Data Ingestion

Efficient and scalable data loading and processing for your ML workloads.

Ray data provides a Python native api to ingest and process data at scale with built-in fault tolerance. Ray data leverages the PyArrow data format and allows you to read, transform, shuffle and stream data at scale for your ML workloads.
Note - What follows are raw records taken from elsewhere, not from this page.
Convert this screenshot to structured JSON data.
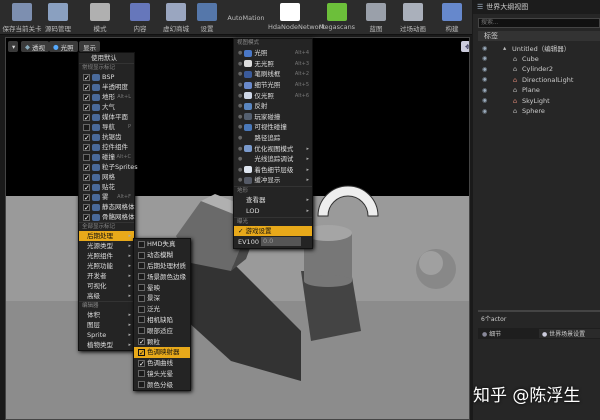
{
  "toolbar": [
    {
      "label": "保存当前关卡",
      "icon": "save-icon",
      "color": "#7d8fb0"
    },
    {
      "label": "源码管理",
      "icon": "source-control-icon",
      "color": "#8aa0c0"
    },
    {
      "label": "模式",
      "icon": "modes-icon",
      "color": "#b0b0b0"
    },
    {
      "label": "内容",
      "icon": "content-icon",
      "color": "#6677bb"
    },
    {
      "label": "虚幻商城",
      "icon": "marketplace-icon",
      "color": "#9aa6c0"
    },
    {
      "label": "设置",
      "icon": "settings-icon",
      "color": "#5577aa"
    },
    {
      "label": "AutoMation",
      "icon": "",
      "color": ""
    },
    {
      "label": "HdaNodeNetwork",
      "icon": "hda-icon",
      "color": "#ffffff"
    },
    {
      "label": "Megascans",
      "icon": "megascans-icon",
      "color": "#6cbf3a"
    },
    {
      "label": "蓝图",
      "icon": "blueprint-icon",
      "color": "#9aa0aa"
    },
    {
      "label": "过场动画",
      "icon": "cinematics-icon",
      "color": "#aab0bb"
    },
    {
      "label": "构建",
      "icon": "build-icon",
      "color": "#6688cc"
    }
  ],
  "viewport": {
    "perspective": "透视",
    "lit": "光照",
    "show": "显示"
  },
  "show_menu": {
    "use_default": "使用默认",
    "common_header": "常规显示标记",
    "common": [
      {
        "label": "BSP",
        "checked": true,
        "shortcut": ""
      },
      {
        "label": "半透明度",
        "checked": true,
        "shortcut": ""
      },
      {
        "label": "地形",
        "checked": true,
        "shortcut": "Alt+L"
      },
      {
        "label": "大气",
        "checked": true,
        "shortcut": ""
      },
      {
        "label": "媒体平面",
        "checked": true,
        "shortcut": ""
      },
      {
        "label": "导航",
        "checked": false,
        "shortcut": "P"
      },
      {
        "label": "抗锯齿",
        "checked": true,
        "shortcut": ""
      },
      {
        "label": "控件组件",
        "checked": true,
        "shortcut": ""
      },
      {
        "label": "碰撞",
        "checked": false,
        "shortcut": "Alt+C"
      },
      {
        "label": "粒子Sprites",
        "checked": true,
        "shortcut": ""
      },
      {
        "label": "网格",
        "checked": true,
        "shortcut": ""
      },
      {
        "label": "贴花",
        "checked": true,
        "shortcut": ""
      },
      {
        "label": "雾",
        "checked": true,
        "shortcut": "Alt+F"
      },
      {
        "label": "静态网格体",
        "checked": true,
        "shortcut": ""
      },
      {
        "label": "骨骼网格体",
        "checked": true,
        "shortcut": ""
      }
    ],
    "all_header": "全部显示标记",
    "all": [
      "后期处理",
      "光源类型",
      "光照组件",
      "光照功能",
      "开发者",
      "可视化",
      "高级"
    ],
    "editor_header": "编辑器",
    "editor": [
      "体积",
      "图层",
      "Sprite",
      "植物类型"
    ]
  },
  "post_menu": [
    {
      "label": "HMD失真",
      "checked": false
    },
    {
      "label": "动态模糊",
      "checked": false
    },
    {
      "label": "后期处理材质",
      "checked": false
    },
    {
      "label": "场景颜色边缘",
      "checked": false
    },
    {
      "label": "晕映",
      "checked": false
    },
    {
      "label": "景深",
      "checked": false
    },
    {
      "label": "泛光",
      "checked": false
    },
    {
      "label": "相机缺陷",
      "checked": false
    },
    {
      "label": "眼部适应",
      "checked": false
    },
    {
      "label": "颗粒",
      "checked": true
    },
    {
      "label": "色调映射器",
      "checked": true,
      "highlight": true
    },
    {
      "label": "色调曲线",
      "checked": true
    },
    {
      "label": "镜头光晕",
      "checked": false
    },
    {
      "label": "颜色分级",
      "checked": false
    }
  ],
  "view_menu": {
    "header": "视图模式",
    "modes": [
      {
        "label": "光照",
        "shortcut": "Alt+4",
        "color": "#4a78c8"
      },
      {
        "label": "无光照",
        "shortcut": "Alt+3",
        "color": "#dddddd"
      },
      {
        "label": "笔刷线框",
        "shortcut": "Alt+2",
        "color": "#3a5a9a"
      },
      {
        "label": "细节光照",
        "shortcut": "Alt+5",
        "color": "#6a8acc"
      },
      {
        "label": "仅光照",
        "shortcut": "Alt+6",
        "color": "#cfd8e8"
      },
      {
        "label": "反射",
        "shortcut": "",
        "color": "#5a86c0"
      },
      {
        "label": "玩家碰撞",
        "shortcut": "",
        "color": "#556070"
      },
      {
        "label": "可视性碰撞",
        "shortcut": "",
        "color": "#4a78b8"
      },
      {
        "label": "路径追踪",
        "shortcut": "",
        "color": ""
      },
      {
        "label": "优化视图模式",
        "shortcut": "",
        "color": "#7a9acc",
        "sub": true
      },
      {
        "label": "光线追踪调试",
        "shortcut": "",
        "color": "",
        "sub": true
      },
      {
        "label": "着色细节层级",
        "shortcut": "",
        "color": "#dfe6f0",
        "sub": true
      },
      {
        "label": "缓冲显示",
        "shortcut": "",
        "color": "#555a66",
        "sub": true
      }
    ],
    "landscape_header": "地形",
    "landscape": [
      "查看器",
      "LOD"
    ],
    "exposure_header": "曝光",
    "game_settings": "游戏设置",
    "ev_label": "EV100",
    "ev_value": "0.0"
  },
  "outliner": {
    "tab": "世界大纲视图",
    "search_placeholder": "搜索...",
    "column": "标签",
    "items": [
      {
        "label": "Untitled（编辑器）",
        "level": 0
      },
      {
        "label": "Cube",
        "level": 1
      },
      {
        "label": "Cylinder2",
        "level": 1
      },
      {
        "label": "DirectionalLight",
        "level": 1
      },
      {
        "label": "Plane",
        "level": 1
      },
      {
        "label": "SkyLight",
        "level": 1
      },
      {
        "label": "Sphere",
        "level": 1
      }
    ],
    "count": "6个actor",
    "details_tab": "细节",
    "world_settings_tab": "世界场景设置"
  },
  "watermark": "知乎 @陈浮生"
}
Common applications include:
  • Batch inference

  • Training data pre-processing

  • Unstructured data processing

Datasets for Parallel Compute

Datasets simplify general purpose parallel GPU and CPU compute in Ray; for instance, for GPU batch inference. They provide a higher-level API for Ray tasks and actors for such embarrassingly parallel compute, internally handling operations like batching, pipelining, and memory management.

Group 1 1

As part of the Ray ecosystem, Ray Datasets can leverage the full functionality of Ray’s distributed scheduler, e.g., using actors for optimizing setup time and GPU scheduling.

Ray Datasets is the standard way to load and exchange data in Ray libraries and applications. They provide basic distributed data transformations such as maps (map_batches), global and grouped aggregations (GroupedDataset), and shuffling operations (random_shuffle, sort, repartition), and are compatible with a variety of file formats, data sources, and distributed frameworks.

Here’s an overview of the integrations with other processing frameworks, file formats, and supported operations, as well as a glimpse at the Ray Datasets API.

Check our compatibility matrix to see if your favorite format is already supported.

image1 1 1
Data Loading and Preprocessing for ML Training

Ray Datasets are designed to load and preprocess data for distributed ML training pipelines. Compared to other loading solutions, Datasets are more flexible (e.g., can express higher-quality per-epoch global shuffles) and provides higher overall performance.

Ray Datasets are not intended as a replacement for more general data processing systems. Learn more about how Ray Datasets work with other ETL systems.

Why Ray Datasets?

A few reasons why you should choose Ray Datasets for your large-scale data processing and transformation needs.

Built for scale

Run basic data operations such as map, filter, repartition, and shuffle on petabyte-scale data in native Python code.

Distributed Arrow

With a distributed Arrow backend, it easily works with a variety of file formats, data sources, and distributed frameworks.

Ray ecosystem

Load your data once and enjoy a pluggable experience Ray once your data is in your Ray cluster with Datasets, leveraging Ray is a breeze.